И только я подумал об этом, как вдруг совсем нежданно-негаданно на все мои вопросы нашелся ответ. Один-единственный. Сколько думал, сколько искал, а нашел здесь, в Медведовке, и помогли мне, подсказали Николай и Нюра Клычковы. Об этой своей помощи они, разумеется, ничего не знали и никогда не узнают. Но именно они, Николай и Нюра, как бы сказали: такой правдивый, невыдуманный, с точным адресом очерк о нас – хорош для газеты, а для «Запаха полыни» – никуда не годится. Как только услышал эту подсказку, то чуть было не подпрыгнул от радости. Вот оно что! Для газеты – хорошо, а для повести – плохо. В этом, только в этом вся суть! Спасибо вам, Николай и Нюра Клычковы, что подсказали эту мысль! Значит, в моей повести читатели только тогда увидят вас такими, какие вы есть, когда будет описана рядом с вами жизнь ваших сверстников, таких же молодых мужей и жен, которые чем-то на вас похожи, а чем-то на вас не похожи, к примеру, тех же ваших соседей Завгородних, в доме у которых есть кран с горячей, как кипяток, водой. Значит, не факты, имеющие точный адрес, а факты обобщенные, которые точного адреса не имеют, – вот в чем, оказывается, прав Никифор Петрович. Ни одному художнику еще не доводилось обойтись без обобщения, без воображения и без домысла. Не обойтись и мне. Как же я благодарен случаю, который привел меня в Медведовку и определил на ночлег именно в это «гнездо сорок», к этим милым и добрым, с виду ничем не примечательным молодым людям. Ведь сколько на этом приволье таких механизаторов, как Николай, и таких птичниц, как Нюра! На них стоит мир. И сколько на неоглядном приволье построено вот таких же, как у Клычковых, домиков с центральным отоплением и теплым туалетом, а та мысль, которая так меня сейчас обрадовала, почему-то раньше на ум не приходила. И этот поиск Ефимии и хутора Кынкыза. Если бы не Ефимия и не Кынкыз, я никогда бы не побывал в Медведовке, а стало быть, и не встретился бы с Николаем и Нюрой Клычковыми.

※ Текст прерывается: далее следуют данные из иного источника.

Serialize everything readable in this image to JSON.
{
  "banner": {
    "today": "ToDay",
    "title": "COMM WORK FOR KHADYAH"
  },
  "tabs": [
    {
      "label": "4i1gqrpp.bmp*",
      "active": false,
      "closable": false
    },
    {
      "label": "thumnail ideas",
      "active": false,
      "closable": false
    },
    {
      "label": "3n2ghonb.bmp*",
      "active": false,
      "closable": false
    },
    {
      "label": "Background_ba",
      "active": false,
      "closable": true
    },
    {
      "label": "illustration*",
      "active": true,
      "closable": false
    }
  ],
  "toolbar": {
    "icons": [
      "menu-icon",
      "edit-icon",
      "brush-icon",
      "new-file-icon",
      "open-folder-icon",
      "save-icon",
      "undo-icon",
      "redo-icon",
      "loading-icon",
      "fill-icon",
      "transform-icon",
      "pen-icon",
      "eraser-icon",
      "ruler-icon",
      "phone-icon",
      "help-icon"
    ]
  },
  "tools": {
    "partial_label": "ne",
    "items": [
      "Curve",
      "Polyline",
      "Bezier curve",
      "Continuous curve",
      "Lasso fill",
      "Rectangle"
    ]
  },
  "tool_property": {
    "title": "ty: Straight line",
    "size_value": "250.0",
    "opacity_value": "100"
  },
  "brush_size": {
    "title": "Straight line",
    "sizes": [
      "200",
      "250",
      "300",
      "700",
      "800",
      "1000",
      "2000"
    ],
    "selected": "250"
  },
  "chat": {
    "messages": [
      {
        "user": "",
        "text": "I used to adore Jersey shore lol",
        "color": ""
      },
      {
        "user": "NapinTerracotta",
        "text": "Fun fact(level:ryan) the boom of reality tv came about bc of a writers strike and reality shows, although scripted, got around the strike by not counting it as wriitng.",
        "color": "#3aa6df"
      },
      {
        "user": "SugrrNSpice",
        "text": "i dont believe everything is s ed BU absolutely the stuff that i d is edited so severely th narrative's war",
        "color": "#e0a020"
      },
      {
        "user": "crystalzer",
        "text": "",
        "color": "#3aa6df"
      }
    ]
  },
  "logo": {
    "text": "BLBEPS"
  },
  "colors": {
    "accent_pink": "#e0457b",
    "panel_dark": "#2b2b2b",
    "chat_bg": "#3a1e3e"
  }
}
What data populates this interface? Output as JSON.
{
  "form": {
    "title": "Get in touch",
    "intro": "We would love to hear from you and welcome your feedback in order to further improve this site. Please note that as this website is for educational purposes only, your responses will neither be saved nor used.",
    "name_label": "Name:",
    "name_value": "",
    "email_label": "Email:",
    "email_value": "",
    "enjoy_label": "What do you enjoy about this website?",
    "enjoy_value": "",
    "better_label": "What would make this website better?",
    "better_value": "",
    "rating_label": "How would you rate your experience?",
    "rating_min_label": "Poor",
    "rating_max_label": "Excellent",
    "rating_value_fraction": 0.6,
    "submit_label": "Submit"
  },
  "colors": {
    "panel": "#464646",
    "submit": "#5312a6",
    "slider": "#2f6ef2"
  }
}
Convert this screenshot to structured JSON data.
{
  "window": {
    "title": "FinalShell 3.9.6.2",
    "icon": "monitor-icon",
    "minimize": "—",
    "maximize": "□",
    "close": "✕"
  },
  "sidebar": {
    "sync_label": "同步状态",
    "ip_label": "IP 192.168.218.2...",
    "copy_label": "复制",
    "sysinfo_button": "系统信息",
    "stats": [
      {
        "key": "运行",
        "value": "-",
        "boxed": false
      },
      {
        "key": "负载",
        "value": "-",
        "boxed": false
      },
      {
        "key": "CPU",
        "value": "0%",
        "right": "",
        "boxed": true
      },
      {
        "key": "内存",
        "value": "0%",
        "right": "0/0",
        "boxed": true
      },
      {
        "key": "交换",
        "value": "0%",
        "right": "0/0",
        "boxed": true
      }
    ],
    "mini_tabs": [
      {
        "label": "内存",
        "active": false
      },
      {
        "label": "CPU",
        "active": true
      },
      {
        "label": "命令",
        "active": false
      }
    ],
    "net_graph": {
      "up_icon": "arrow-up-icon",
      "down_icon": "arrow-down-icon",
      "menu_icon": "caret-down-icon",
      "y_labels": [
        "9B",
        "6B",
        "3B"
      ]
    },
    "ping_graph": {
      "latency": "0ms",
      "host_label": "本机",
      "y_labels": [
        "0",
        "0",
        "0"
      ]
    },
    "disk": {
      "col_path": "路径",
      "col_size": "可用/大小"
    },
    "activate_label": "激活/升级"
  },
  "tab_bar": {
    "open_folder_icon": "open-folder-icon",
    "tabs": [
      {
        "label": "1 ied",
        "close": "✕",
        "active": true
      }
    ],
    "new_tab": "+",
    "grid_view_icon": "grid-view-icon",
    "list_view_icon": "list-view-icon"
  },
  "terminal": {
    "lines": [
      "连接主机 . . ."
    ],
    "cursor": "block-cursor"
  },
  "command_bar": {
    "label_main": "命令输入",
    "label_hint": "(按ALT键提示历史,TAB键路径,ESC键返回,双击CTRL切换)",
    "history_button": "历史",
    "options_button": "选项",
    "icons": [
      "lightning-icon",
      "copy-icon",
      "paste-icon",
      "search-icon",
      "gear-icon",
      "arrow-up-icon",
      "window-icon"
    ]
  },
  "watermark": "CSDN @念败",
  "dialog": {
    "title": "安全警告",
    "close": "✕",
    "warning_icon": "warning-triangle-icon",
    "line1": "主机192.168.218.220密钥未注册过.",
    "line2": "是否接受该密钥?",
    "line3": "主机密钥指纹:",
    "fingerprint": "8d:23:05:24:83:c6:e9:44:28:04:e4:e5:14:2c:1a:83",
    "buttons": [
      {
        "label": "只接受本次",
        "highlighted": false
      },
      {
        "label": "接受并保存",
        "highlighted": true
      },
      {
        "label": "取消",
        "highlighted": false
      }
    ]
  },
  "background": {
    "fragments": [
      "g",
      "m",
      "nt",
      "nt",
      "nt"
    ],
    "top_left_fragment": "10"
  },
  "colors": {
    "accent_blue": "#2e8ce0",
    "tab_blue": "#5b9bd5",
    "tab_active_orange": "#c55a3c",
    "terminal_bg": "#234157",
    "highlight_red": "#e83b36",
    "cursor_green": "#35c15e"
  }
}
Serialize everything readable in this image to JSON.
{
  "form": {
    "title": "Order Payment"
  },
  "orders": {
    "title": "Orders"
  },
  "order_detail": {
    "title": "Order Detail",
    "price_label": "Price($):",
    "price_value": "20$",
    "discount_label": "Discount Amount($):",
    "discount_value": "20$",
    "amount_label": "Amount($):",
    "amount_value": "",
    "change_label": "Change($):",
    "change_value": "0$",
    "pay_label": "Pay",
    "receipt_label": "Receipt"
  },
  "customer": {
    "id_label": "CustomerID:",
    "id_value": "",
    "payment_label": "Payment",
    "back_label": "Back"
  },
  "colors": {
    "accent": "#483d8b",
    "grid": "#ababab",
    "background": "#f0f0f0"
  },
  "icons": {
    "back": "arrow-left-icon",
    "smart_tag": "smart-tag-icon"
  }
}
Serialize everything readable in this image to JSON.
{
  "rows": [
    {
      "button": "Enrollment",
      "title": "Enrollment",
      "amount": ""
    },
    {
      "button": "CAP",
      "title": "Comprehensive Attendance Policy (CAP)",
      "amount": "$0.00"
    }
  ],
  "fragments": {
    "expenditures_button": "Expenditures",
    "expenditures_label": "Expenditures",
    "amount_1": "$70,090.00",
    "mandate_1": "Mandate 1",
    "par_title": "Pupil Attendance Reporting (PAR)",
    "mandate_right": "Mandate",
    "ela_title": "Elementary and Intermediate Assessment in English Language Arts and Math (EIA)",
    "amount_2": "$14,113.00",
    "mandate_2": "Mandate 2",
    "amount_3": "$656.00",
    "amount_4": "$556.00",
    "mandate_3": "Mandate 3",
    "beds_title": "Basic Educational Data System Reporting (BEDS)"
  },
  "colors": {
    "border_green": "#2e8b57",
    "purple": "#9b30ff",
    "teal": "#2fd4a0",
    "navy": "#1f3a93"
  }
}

То, что ночью, в этой комнате, я неожиданно нашел ответ на мучающие меня вопросы, придавало мне бодрости духа, и я решил более не откладывать свою работу. Мысль, вдруг пришедшая ко мне здесь, в домике Николая и Нюры Клычковых, наконец-то убедила меня в том, что даже такого оригинального и самобытного человека, каким являлся Силантий Егорович Горобец, нельзя показывать одного и в точности таким, каков он есть в жизни. Рядом с ним должны быть показаны другие чабаны, которые как бы дополняли то, чего у Силантия Егоровича недоставало, и как бы отбирали у него то, чего в нем было чрезмерно много. И также рядом с моей геройской бабусей обязательно должны встать такие же старушки, пусть не чабанки, пусть без золотых звездочек, пусть без кофтенки, звенящей наградами, но такие же коренные, от земли, степнячки, как и Прасковья Анисимовна. Тут, в Медведовке, я окончательно понял то, что всем давно было известно, а именно: ни Андрея Сероштана, ни отца и сына Овчарниковых, ни Артема Ивановича Суходрева нельзя описать как одиночек, а необходима, чтобы какие-то черты их характера перешли к ним от других, и тут без авторского домысла никак не обойтись. Оказывается, все так просто. Надо, лишь взять, к примеру, не одного моего дядю Анисима Ивановича, а еще с десяток таких же, как он, и то, что отыщется у этих десятерых, что-то свое, особенное, неповторимое, отдать одному Анисиму Ивановичу, и это будет не выдумка, а та правда, которая почему-то так долго меня пугала… А Ефимия? А ее дочка Паша? А то, что я ищу какой-то таинственный Кынкыз? Здесь дело посложнее. Здесь трудно что-то взять у других и дать Ефимии. Трудно потому, что на всем этом бескрайнем приволье вряд ли найдется еще хоть одна такая девушка, как эта стригальщица. И нет ни второго Кынкыза, ни второй Паши…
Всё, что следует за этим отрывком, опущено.